With great joy, expectation and anticipation Advent Season
has come. I love this time of year as the Holidays bring refreshing time with
family and friends. There are meals with our favorite foods, special church
services, Christmas music playing everywhere that proclaims Christ to the
nations. I love Christmas time!
Yet I am also very much conflicted in this time of the year.
Maybe you are too. Do you ever look at the world you live in and wonder “what
is going on?” As a local radio talk show host says frequently, “I am living in
a world I don’t understand!” I think it was two weeks before Thanksgiving when
all the stores I went to had their Christmas line out and the music was
playing. I would like to think they are in the Christmas spirit, but truth be
told, they are in the money making spirit.
I feel like I am getting sucked in the vortex of
commercialism and cannot escape it. I look around and see materialism
overtaking the culture. Christmas becomes less about Jesus each year and more
about “what I can get.”
I was asked recently by a youth pastor friend of mine “would
children be scarred if they didn’t get a Christmas gift?” As a single guy with
no kids, my response was easy “nope.” But my friends with kids were slower to
respond. Not that I am saying to get rid of gift giving for Christmas, but I
think gifts become the object of worship and Jesus takes a back seat.
Why do we give gifts at Christmas? Some respond that it is
because the three wisemen gave gifts to Jesus. Others say its because of God’s
gift of Jesus to us. Whether it was one of these or both, there is a good
beginning to the tradition. The wisemen sacrificially gave to worship the
Savior. God gave sacrificially to a rebellious alienated people in order that
they may be reconciled to Him. We give out of love of our families in honor or
Jesus…or do we?
For the past several years I have been thinking about this
over and over. I am deeply saddened and convicted because each year I recognize
the desire in my own heart to bow down at the alter of materialism instead of
kneeling at the manger. I look for ways each year to help me see the Christ in
Christmas and not just a slogan. I try to avoid getting caught up in what I am
going to get and see more what can I give to better others around me.
This year I began the “4 Gospels in 1 Month” challenge.
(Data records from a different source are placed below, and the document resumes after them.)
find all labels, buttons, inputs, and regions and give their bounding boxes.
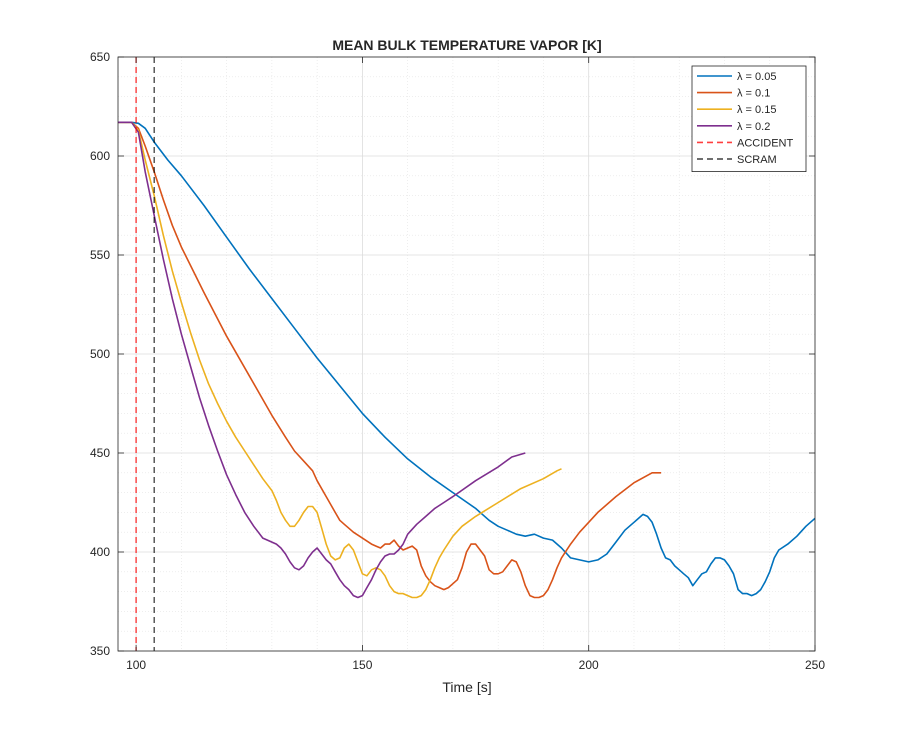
legend-entry: ACCIDENT (737, 137, 794, 149)
series-line-0-15 (118, 121, 562, 599)
legend-entry: λ = 0.15 (737, 104, 776, 116)
y-tick-label: 500 (90, 347, 110, 361)
y-tick-label: 550 (90, 248, 110, 262)
series-line-0-1 (118, 121, 662, 599)
series-line-0-05 (118, 121, 815, 597)
series-group (118, 57, 815, 651)
y-tick-label: 400 (90, 545, 110, 559)
x-tick-label: 250 (805, 658, 825, 672)
y-tick-label: 600 (90, 149, 110, 163)
x-tick-label: 100 (126, 658, 146, 672)
x-tick-label: 150 (352, 658, 372, 672)
chart-title: MEAN BULK TEMPERATURE VAPOR [K] (332, 37, 601, 53)
y-tick-label: 450 (90, 446, 110, 460)
legend-entry: SCRAM (737, 154, 777, 166)
legend-entry: λ = 0.2 (737, 121, 770, 133)
legend-box (691, 65, 807, 172)
x-tick-label: 200 (579, 658, 599, 672)
legend-entry: λ = 0.1 (737, 88, 770, 100)
series-line-0-2 (118, 121, 526, 599)
x-axis-label: Time [s] (442, 679, 491, 695)
legend-entry: λ = 0.05 (737, 71, 776, 83)
y-tick-label: 650 (90, 50, 110, 64)
legend: λ = 0.05 λ = 0.1 λ = 0.15 λ = 0.2 ACCIDENT SC… (691, 65, 807, 172)
y-tick-label: 350 (90, 644, 110, 658)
I
wanted to spend extra time in the Nativity Narrative, but decided that what
Christmas is about is the first Advent of Jesus, that is, His first coming.
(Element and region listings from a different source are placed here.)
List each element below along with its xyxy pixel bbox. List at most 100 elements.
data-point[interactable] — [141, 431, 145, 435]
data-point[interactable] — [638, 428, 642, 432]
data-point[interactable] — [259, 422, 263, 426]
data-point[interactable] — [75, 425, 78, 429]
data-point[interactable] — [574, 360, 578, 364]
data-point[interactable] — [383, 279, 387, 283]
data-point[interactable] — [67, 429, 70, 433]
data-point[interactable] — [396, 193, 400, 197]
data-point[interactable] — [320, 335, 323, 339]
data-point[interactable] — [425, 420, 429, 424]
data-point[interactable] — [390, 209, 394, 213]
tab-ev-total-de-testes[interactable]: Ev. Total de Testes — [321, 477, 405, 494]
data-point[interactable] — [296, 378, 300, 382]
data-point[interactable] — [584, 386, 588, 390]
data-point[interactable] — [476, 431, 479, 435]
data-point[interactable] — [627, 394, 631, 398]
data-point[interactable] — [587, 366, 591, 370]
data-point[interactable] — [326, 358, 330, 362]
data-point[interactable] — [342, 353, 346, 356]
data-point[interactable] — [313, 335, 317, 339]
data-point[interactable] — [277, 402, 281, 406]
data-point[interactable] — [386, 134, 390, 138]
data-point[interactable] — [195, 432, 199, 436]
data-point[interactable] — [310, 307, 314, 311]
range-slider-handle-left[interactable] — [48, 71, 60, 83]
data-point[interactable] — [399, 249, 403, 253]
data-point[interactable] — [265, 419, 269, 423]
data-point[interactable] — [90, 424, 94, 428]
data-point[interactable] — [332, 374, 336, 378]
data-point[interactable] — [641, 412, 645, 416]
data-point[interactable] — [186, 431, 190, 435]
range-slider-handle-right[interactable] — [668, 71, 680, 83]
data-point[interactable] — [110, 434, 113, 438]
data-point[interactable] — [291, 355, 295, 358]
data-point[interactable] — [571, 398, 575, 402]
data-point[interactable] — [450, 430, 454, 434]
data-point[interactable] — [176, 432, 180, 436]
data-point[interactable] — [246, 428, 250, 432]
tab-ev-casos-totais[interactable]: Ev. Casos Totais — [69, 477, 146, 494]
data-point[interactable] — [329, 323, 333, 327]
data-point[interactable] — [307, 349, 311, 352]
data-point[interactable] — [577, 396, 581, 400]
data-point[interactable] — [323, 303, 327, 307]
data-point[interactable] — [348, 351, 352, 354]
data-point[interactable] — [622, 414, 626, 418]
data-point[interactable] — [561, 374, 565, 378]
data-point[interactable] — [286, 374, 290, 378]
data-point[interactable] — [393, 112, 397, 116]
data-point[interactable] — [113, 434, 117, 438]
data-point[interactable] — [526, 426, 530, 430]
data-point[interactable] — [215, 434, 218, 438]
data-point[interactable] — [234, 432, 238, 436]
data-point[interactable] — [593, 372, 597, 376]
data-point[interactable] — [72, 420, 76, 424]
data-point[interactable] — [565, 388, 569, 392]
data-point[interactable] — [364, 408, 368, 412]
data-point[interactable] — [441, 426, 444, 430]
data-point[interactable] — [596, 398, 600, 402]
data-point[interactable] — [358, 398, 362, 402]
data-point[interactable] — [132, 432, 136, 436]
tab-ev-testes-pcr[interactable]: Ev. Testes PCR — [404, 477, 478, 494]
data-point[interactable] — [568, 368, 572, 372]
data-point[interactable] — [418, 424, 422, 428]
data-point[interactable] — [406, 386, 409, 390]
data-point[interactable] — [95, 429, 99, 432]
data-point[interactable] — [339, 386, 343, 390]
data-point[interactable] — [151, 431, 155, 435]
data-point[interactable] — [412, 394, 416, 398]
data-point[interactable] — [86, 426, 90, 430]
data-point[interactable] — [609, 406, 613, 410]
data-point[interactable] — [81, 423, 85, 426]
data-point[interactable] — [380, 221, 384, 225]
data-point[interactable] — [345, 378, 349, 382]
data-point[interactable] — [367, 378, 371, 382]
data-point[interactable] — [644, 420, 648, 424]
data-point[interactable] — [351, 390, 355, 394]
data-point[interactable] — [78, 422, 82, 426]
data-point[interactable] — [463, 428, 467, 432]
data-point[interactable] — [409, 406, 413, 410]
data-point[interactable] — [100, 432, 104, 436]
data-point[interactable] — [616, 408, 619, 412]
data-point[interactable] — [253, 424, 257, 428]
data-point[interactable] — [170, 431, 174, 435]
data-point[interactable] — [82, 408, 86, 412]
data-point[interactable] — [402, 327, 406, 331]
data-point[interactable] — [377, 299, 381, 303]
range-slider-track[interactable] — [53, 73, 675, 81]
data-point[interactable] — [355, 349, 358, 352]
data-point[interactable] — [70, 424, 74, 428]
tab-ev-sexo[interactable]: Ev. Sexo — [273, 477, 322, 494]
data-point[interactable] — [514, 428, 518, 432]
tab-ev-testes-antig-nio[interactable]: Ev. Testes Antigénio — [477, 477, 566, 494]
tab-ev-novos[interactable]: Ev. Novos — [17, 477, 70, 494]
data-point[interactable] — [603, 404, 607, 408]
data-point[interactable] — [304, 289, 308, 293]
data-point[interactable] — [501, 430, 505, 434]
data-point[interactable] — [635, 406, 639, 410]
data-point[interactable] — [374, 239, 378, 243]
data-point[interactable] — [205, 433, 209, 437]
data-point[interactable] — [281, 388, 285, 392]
It’s not just about the cradle but also the perfect life of Christ, the
rejection of Jesus, the substitutionary atonement Jesus paid on the Cross and His
resurrection. So with 3 chapters a day, I am reacquainting myself with my
Savior. Straight through Matthew, Mark, Luke and then John. This Christmas I
want to spend more time with Jesus, I want to love Jesus more and I pray that I
have opportunity to give Jesus to others. I want Christmas to be about Christ.